Burn Notice Season 4 Episode 18 Spy Tips – Michael Weston Advice


Spy Tips on Hiding, Car Chases, Explosives, Last Stand, and more…

In any desperate situation, the temptation is always to act immediately. It’s understandable but unwise. No matter how bad things are, the first step is always the same, assess the threat and figure out how bad things really are.

Not all hiding places are created equal generally speaking, a good hiding place is hard to find but easy to access. On rare occasions, for the most sensitive material, you have to go a step further and find a hiding place even you can’t get to.

Road hazards are a key tool in the spy trade. Whether you’re slowing traffic for surveillance, routing cars to set up a tail, or putting yourself in place for an ambush, it all starts with a busted road. For a quick and dirty road hazard that doesn’t take too long to set up, a water line is best. Water can shut down a road without raising eyebrows. It’s just a matter of getting a charge in the right place to bust the pipe underground.

Skill will only take you so far in a car chase. The bottom line is physics. Machine versus machine. If yours comes up short in that equation, it’s just a matter of time before it’s over.  

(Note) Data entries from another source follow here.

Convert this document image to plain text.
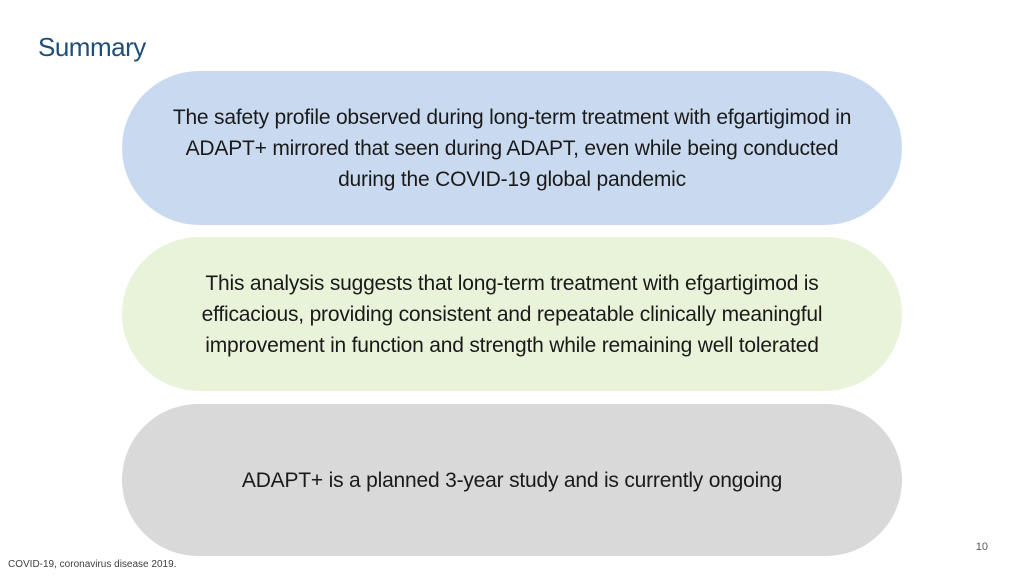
Summary
The safety profile observed during long-term treatment with efgartigimod in ADAPT+ mirrored that seen during ADAPT, even while being conducted during the COVID-19 global pandemic
This analysis suggests that long-term treatment with efgartigimod is efficacious, providing consistent and repeatable clinically meaningful improvement in function and strength while remaining well tolerated
ADAPT+ is a planned 3-year study and is currently ongoing
10
COVID-19, coronavirus disease 2019.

If you can’t outrun your pursuers, you have a choice to make. You have to decide if your vehicle is more useful as transportation or as a roadblock.

Whether it’s the Trojan War, the Battle of Thermopylae, or the Last Stand at the Alamo, many of the famous battles in history were sieges in which small forces took on much larger armies. Unfortunately, sieges don’t make good stories because the smaller force won. They make the history books because the little guys fought well, before they died.

Combat medicine is not necessarily about long-term healing. Civilian doctors try to immobilize injured limbs to make sure they knit properly. Field medics often have to do the opposite and make broken limbs as usable as possible. Walking on a broken, bloody leg isn’t good for you, but it’s better than taking a bullet.

Eventually, the information spies obtain usually ends up in the hands of a politician. The relationship between spies and politicians is never easy, but they need each other. By themselves, secrets are just words. Covert intelligence is only as powerful as the person who uses it.

Different explosives have different properties. Some release their energy in the blast, while others create more heat and flame than force. Bottom line? You won’t destroy a lot with propane and canned fuel, but you can put on a very big show.

To rappel down a building, you need something to slow your descent. Usually that’s an anchor point, but a counterweight is equally effective. Although it’s not much fun for whomever gets to be the counterweight.

A typical explosive device is a combination of a high explosive and a low explosive. One starts the reaction while the other supplies the force of the blast. Improvising a low explosive is basic chemistry. Improvising a high-explosive blasting cap is high art.

As a spy, you are trained to deal with interrogation. You have to learn to let the disorientation, the sleep deprivation, and the brutal isolation just wash over you and try not to go insane. In the end, though, it’s not so much the questioning as the uncertainty that gets to you, not knowing what the future holds or if you have a future at all.